Meet Marc Weitzmann
The author of Tablet’s ‘France’s Toxic Hate’ series discusses his background
This week marked the third installment of Marc Weitzmann’s timely five-part series, France’s Toxic Hate, which catalogs the rise of anti-Semitism in the country. Here, Weitzmann shares a bit about his own family history and his personal experiences living in France, and how they led him to write about anti-Jewish prejudice.
How far back does your family’s history in France go?
Part of my family is originally from Ukraine—they left around 1880, en route for New York, but the boat stopped in Marseille because of the Typhus epidemic, if I remember correctly, and that’s how they ended up becoming French. Another part of my family is from Alsace, one of the traditional places of the Jews, and another is from part of what used to be known as “the Jews of the Popes” in the south of France. When the Popes were in Avignon, back in the Middle Ages, they protected the Jews of Provence whose origins dated back to the Roman Empire. So, yes, my parents and grandparents were French born—and so was I, in Paris. But I didn’t grow up there.
Where did you grow up?
I grew up successively in Reims and Besançon, near Switzerland. My father was an actor in theater and we would follow him according to his jobs.

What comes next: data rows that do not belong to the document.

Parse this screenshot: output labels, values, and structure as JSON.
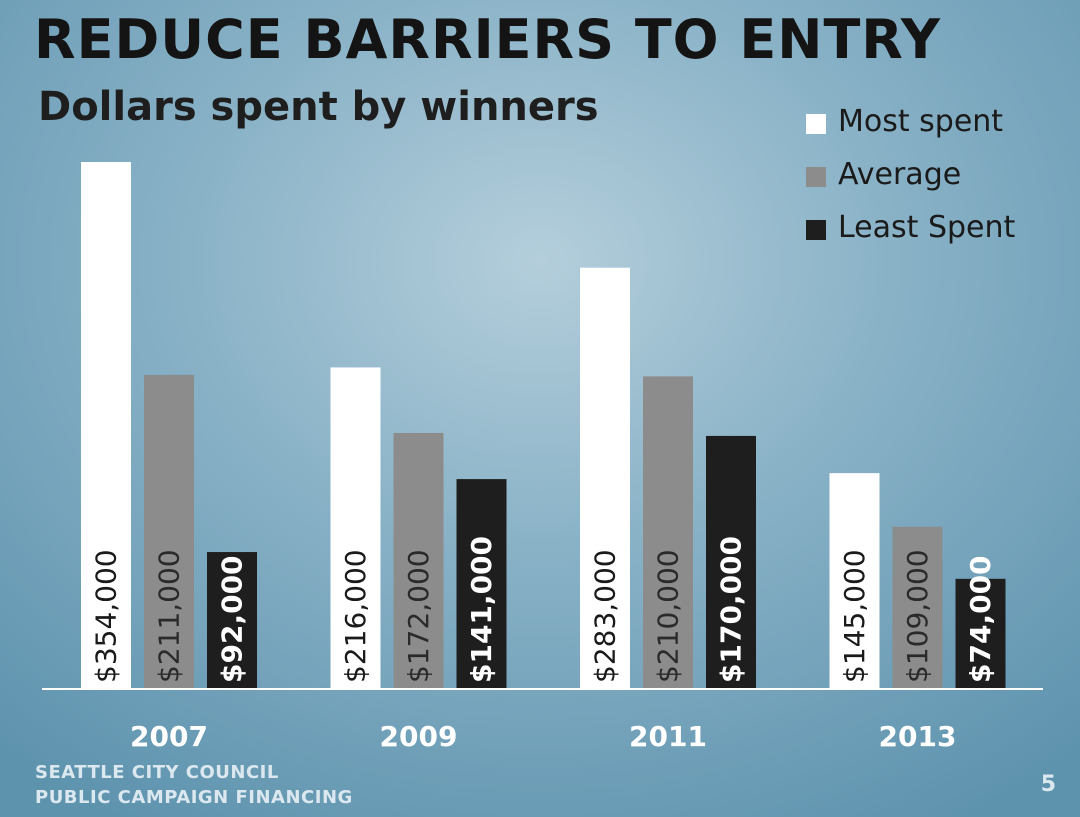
{
  "slide": {
    "title": "REDUCE BARRIERS TO ENTRY",
    "footer_line1": "SEATTLE CITY COUNCIL",
    "footer_line2": "PUBLIC CAMPAIGN FINANCING",
    "page_number": "5"
  },
  "colors": {
    "most_spent": "#ffffff",
    "average": "#8c8c8c",
    "least_spent": "#1e1e1e"
  },
  "chart_data": {
    "type": "bar",
    "title": "Dollars spent by winners",
    "categories": [
      "2007",
      "2009",
      "2011",
      "2013"
    ],
    "series": [
      {
        "name": "Most spent",
        "values": [
          354000,
          216000,
          283000,
          145000
        ],
        "labels": [
          "$354,000",
          "$216,000",
          "$283,000",
          "$145,000"
        ]
      },
      {
        "name": "Average",
        "values": [
          211000,
          172000,
          210000,
          109000
        ],
        "labels": [
          "$211,000",
          "$172,000",
          "$210,000",
          "$109,000"
        ]
      },
      {
        "name": "Least Spent",
        "values": [
          92000,
          141000,
          170000,
          74000
        ],
        "labels": [
          "$92,000",
          "$141,000",
          "$170,000",
          "$74,000"
        ]
      }
    ],
    "xlabel": "",
    "ylabel": "",
    "ylim": [
      0,
      354000
    ],
    "grid": false,
    "legend": "top-right"
  }
}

Has the Jewish community in France been a part of your life?
This will sound exotic to an American, but my parents were communists—and very frenchly so, too. You have to keep in mind that after the war and during the whole of the Cold War, France was, on the intellectual field, the equivalent of Germany on the military field: it was split, and communism was—with Gaullism—one of the main political forces. In this context, when they did not change their names, lots of Jews in my parents’ generation during and after the war joined the Communist Party in order to get rid of their own identity as victims. It was more dignified, so to speak, to be persecuted for your belief than for the way you were born. Secularism (“laïcité” in French) was also at stake. And most of all, right after the war, France wanted to forget the whole business of the Occupation.
So people chose to be communists, or Gaullists, the general idea being that every French person had gone through the same ordeal—no Jewish specificity. No Jewish history. That’s basically how I grew up—in small provincial towns where my father used to work as a theater actor paid by the state, and where Jews were mostly unheard of. Only when we were visiting the rest of the family in Paris would I have contact with my uncles, grandparents and aunts—people who had been communists at some point but, contrary to my parents, had deserted the cause. After the Six Day War, some of them started to get involved with supporting Israel—one of my uncles, a journalist, spent a great deal of his time writing books on the country after ‘67. In other words, mine was an extremely post-war assimilated family, of which some members after ‘67 got back to a form of Jewish life. None of us were religious and I certainly didn’t do any Shabbat at the time.
Later on, in my 20s and 30s, like a lot of people raised like me, I went through all that—the religion, the Jewish identity and so on—for a while, out of what I saw as a necessity. So, from that point on, I started to know what you refer to as “the Jewish community.” Why would require too many words. Let’s just say that the assimilation process in my family—the silence over the war years, the taming of anger if you will, had its price in terms of manhood; conflicted manhood was, so to speak, the way a certain Jewishness was passed on. I should add that I am, to this day, not religious.
Have there been any particular events that you’ve witnessed in French history that have significantly altered your own French identity? Did witnessing the treatment of Arab migrants in the early 1980s, for example, impact your view of France?
Although the French denied it, it seemed obvious to me in the early 80s that Arab migrants, and especially their children, were about to become a central issue in France. I may or may not have been especially sensitive to it because of the sort of Jew I was: assimilated for sure, but feeling somewhat displaced, somewhat at odds with the narrative of the country.
To me, the issue in the way France treated its migrants was not so much racism as France itself—the way the country was lying to itself, denying its own reality. Even though I wasn’t conscious of it at the time, that would ring a bell. No other country has lied to itself since World War II as much as France. In 1945, France pretended to have freed itself alone and that it was among the winners when it was the other way around—only a minority of French had fought with the Allies and they could’ve never gotten rid of the Germans and Pétain without them. France pretended that its Jews had had the same history during the war as the rest of the population—although the state had denied them their basic rights before to help with their deportation. France pretended to be the same strong empire as before—and lost one colony after another.
How did you first become interested in reporting on anti-Semitism in France?
I do not exactly feel I am. I think that in my books as well as for Tablet, I’m writing about France—I’m just doing it through the Jewish prism because it is mine and because the times require it; but also because my belief is that, from the Dreyfus case to today, the Jewish element has always been a neuralgic nerve of the French identity crisis.